This week’s Tuesday Reading “How New Leaders Can Achieve Quick Wins” is an interview with Mark E. Van Buren and Todd Safferston who looked at how quick wins affected the success and futures of new leaders. (A full article on this subject, The Quick Wins Paradox,“ appears in the January 2009 of the Harvard Business Review.)
Their research which studied 5400 new leaders demonstrated that the most successful new leaders secured quick wins. These wins enabled these new leaders to establish credibility with their clients and business stakeholders more quickly. Their work also demonstrated that it wasn’t just an individual quick win but rather that it was the result of a collective effort, working with others and building your staff to get results that really made the difference.

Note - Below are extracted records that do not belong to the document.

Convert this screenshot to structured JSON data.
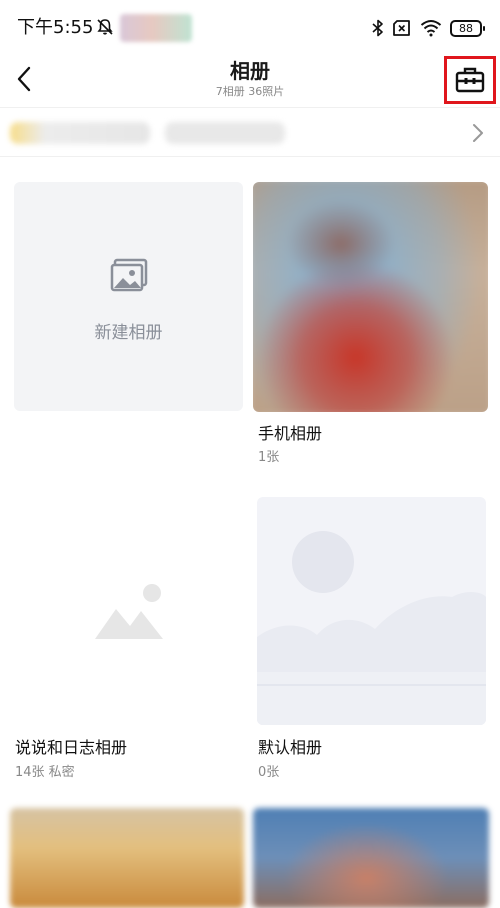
{
  "status_bar": {
    "time": "下午5:55",
    "battery": "88"
  },
  "nav": {
    "title": "相册",
    "subtitle": "7相册  36照片",
    "back_icon": "chevron-left-icon",
    "toolbox_icon": "toolbox-icon",
    "highlight_color": "#e0161c"
  },
  "new_album": {
    "label": "新建相册"
  },
  "albums": [
    {
      "name": "手机相册",
      "meta": "1张"
    },
    {
      "name": "说说和日志相册",
      "meta": "14张  私密"
    },
    {
      "name": "默认相册",
      "meta": "0张"
    }
  ]
}
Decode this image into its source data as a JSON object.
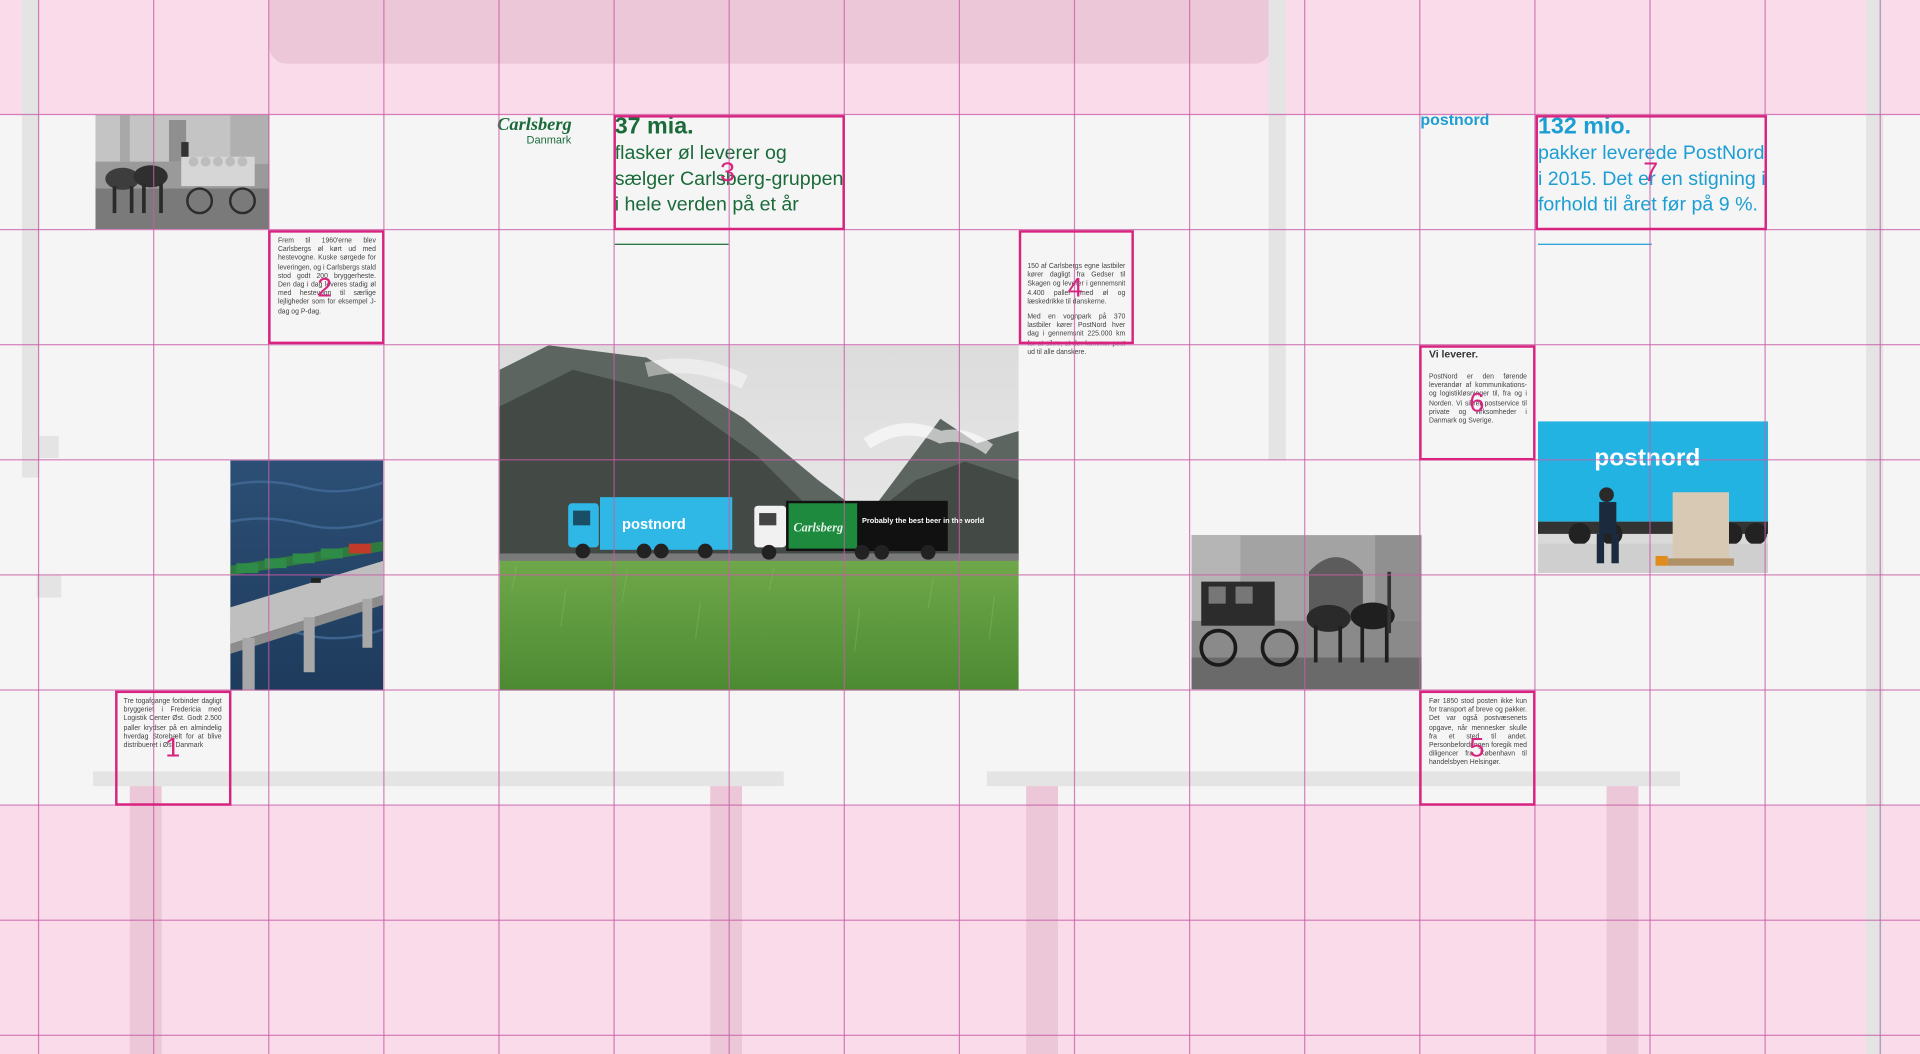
{
  "carlsberg": {
    "logo": "Carlsberg",
    "logo_sub": "Danmark",
    "stat_value": "37 mia.",
    "stat_lines": [
      "flasker øl leverer og",
      "sælger Carlsberg-gruppen",
      "i hele verden på et år"
    ],
    "text_1": "Tre togafgange forbinder dagligt bryggeriet i Fredericia med Logistik Center Øst. Godt 2.500 paller krydser på en almindelig hverdag Storebælt for at blive distribueret i Øst Danmark",
    "text_2": "Frem til 1960'erne blev Carlsbergs øl kørt ud med hestevogne. Kuske sørgede for leveringen, og i Carlsbergs stald stod godt 200 bryggerheste. Den dag i dag leveres stadig øl med hestevogn til særlige lejligheder som for eksempel J-dag og P-dag.",
    "text_4_a": "150 af Carlsbergs egne lastbiler kører dagligt fra Gedser til Skagen og leverer i gennemsnit 4.400 paller med øl og læskedrikke til danskerne.",
    "text_4_b": "Med en vognpark på 370 lastbiler kører PostNord hver dag i gennemsnit 225.000 km for at sikre, at der kommer post ud til alle danskere.",
    "trailer_slogan": "Probably the best beer in the world"
  },
  "postnord": {
    "logo": "postnord",
    "stat_value": "132 mio.",
    "stat_lines": [
      "pakker leverede PostNord",
      "i 2015. Det er en stigning i",
      "forhold til året før på 9 %."
    ],
    "heading_6": "Vi leverer.",
    "text_6": "PostNord er den førende leverandør af kommunikations- og logistikløsninger til, fra og i Norden. Vi sikrer postservice til private og virksomheder i Danmark og Sverige.",
    "text_5": "Før 1850 stod posten ikke kun for transport af breve og pakker. Det var også postvæsenets opgave, når mennesker skulle fra et sted til andet. Personbefordringen foregik med diligencer fra København til handelsbyen Helsingør.",
    "truck_logo": "postnord",
    "trailer_logo": "postnord"
  },
  "markers": [
    "1",
    "2",
    "3",
    "4",
    "5",
    "6",
    "7"
  ],
  "colors": {
    "pink_bg": "#fadbe9",
    "grid": "#c85ca6",
    "marker": "#d8237f",
    "carlsberg_green": "#1b6b3a",
    "postnord_blue": "#1c9ed3"
  }
}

Van Buren and Safferston’s work also showed that 40 percent of new leaders fall short of getting the quick win. Their five most common mistakes were:
1. Excessive focus on details, thus losing sight ofthe big picture and losing the ability to prioritize.
2. Reacting negatively to criticism.
3. Intimidating others.
4. Jumping to conclusions.
Whether you are a new leader or in a new role or not, these five common mistakes are ones that you can easily trip over. So, this week, take a step back and examine your style and take corrective action, if needed, immediately. And if you are a new leader, go with your team, for the solid quick win.